This book provides an answer to that question for Australia and provides guidance for all states that claim jurisdiction and authority over the traditional lands of Indigenous peoples. This includes Canada, New Zealand, and the United States, as well as those less often considered, such as Scandinavian and South American states.
By engaging directly with Indigenous Australians' nuanced and complex aspirations, this book presents a viable model for structural reform. It does so by adopting a distinctive and innovative approach: drawing on Indigenous scholarship globally it presents a coherent and compelling account of Indigenous peoples' political aspirations through the concept of sovereignty.
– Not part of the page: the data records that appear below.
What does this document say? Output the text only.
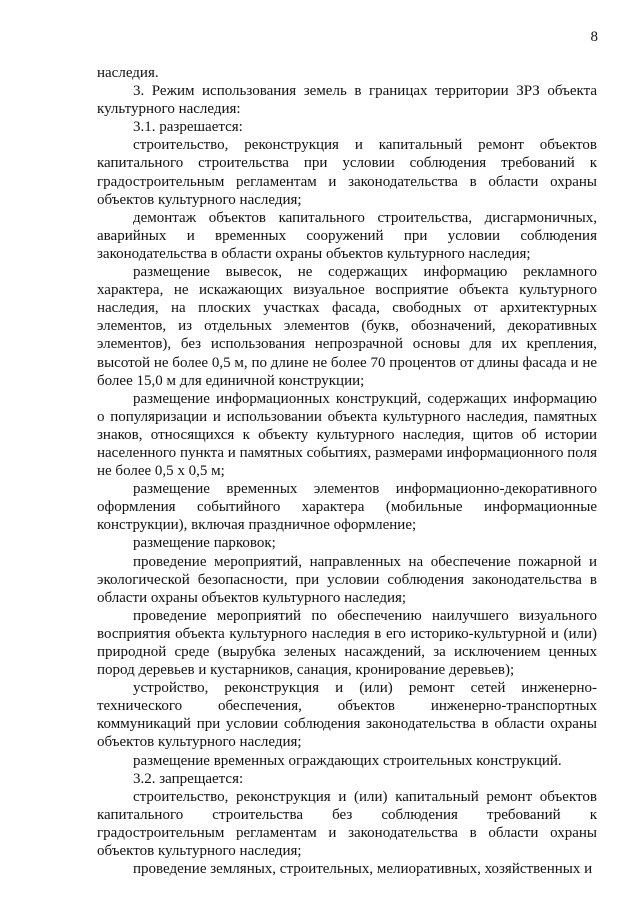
8

наследия.

3. Режим использования земель в границах территории ЗРЗ объекта культурного наследия:

3.1. разрешается:

строительство, реконструкция и капитальный ремонт объектов капитального строительства при условии соблюдения требований к градостроительным регламентам и законодательства в области охраны объектов культурного наследия;

демонтаж объектов капитального строительства, дисгармоничных, аварийных и временных сооружений при условии соблюдения законодательства в области охраны объектов культурного наследия;

размещение вывесок, не содержащих информацию рекламного характера, не искажающих визуальное восприятие объекта культурного наследия, на плоских участках фасада, свободных от архитектурных элементов, из отдельных элементов (букв, обозначений, декоративных элементов), без использования непрозрачной основы для их крепления, высотой не более 0,5 м, по длине не более 70 процентов от длины фасада и не более 15,0 м для единичной конструкции;

размещение информационных конструкций, содержащих информацию о популяризации и использовании объекта культурного наследия, памятных знаков, относящихся к объекту культурного наследия, щитов об истории населенного пункта и памятных событиях, размерами информационного поля не более 0,5 х 0,5 м;

размещение временных элементов информационно-декоративного оформления событийного характера (мобильные информационные конструкции), включая праздничное оформление;

размещение парковок;

проведение мероприятий, направленных на обеспечение пожарной и экологической безопасности, при условии соблюдения законодательства в области охраны объектов культурного наследия;

проведение мероприятий по обеспечению наилучшего визуального восприятия объекта культурного наследия в его историко-культурной и (или) природной среде (вырубка зеленых насаждений, за исключением ценных пород деревьев и кустарников, санация, кронирование деревьев);

устройство, реконструкция и (или) ремонт сетей инженерно-технического обеспечения, объектов инженерно-транспортных коммуникаций при условии соблюдения законодательства в области охраны объектов культурного наследия;

размещение временных ограждающих строительных конструкций.

3.2. запрещается:

строительство, реконструкция и (или) капитальный ремонт объектов капитального строительства без соблюдения требований к градостроительным регламентам и законодательства в области охраны объектов культурного наследия;

проведение земляных, строительных, мелиоративных, хозяйственных и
It then articulates those themes into a set of criteria legible to Australia's system of governance. This original perspective produces a culturally informed metric to assess institutional mechanisms and processes designed to empower Indigenous peoples.
Reflecting the Uluru Statement from the Heart's call for a First Nations Voice, the book applies the criteria to one specific institutional mechanism-Indigenous representative bodies. It analyses in detail the Aboriginal and Torres Strait Islander Commission and the Swedish Sami Parliament, a representative body for the Indigenous people of Sweden. In examining the Sami Parliament the book draws on a rich source of primary and secondary untranslated Swedish-language sources, resulting in the most comprehensive English language exploration of this unique institution.
Highlighting the opportunities and challenges of Indigenous representative bodies, the book concludes by presenting a novel and informed model for structural reform in Australia that meets Indigenous aspirations.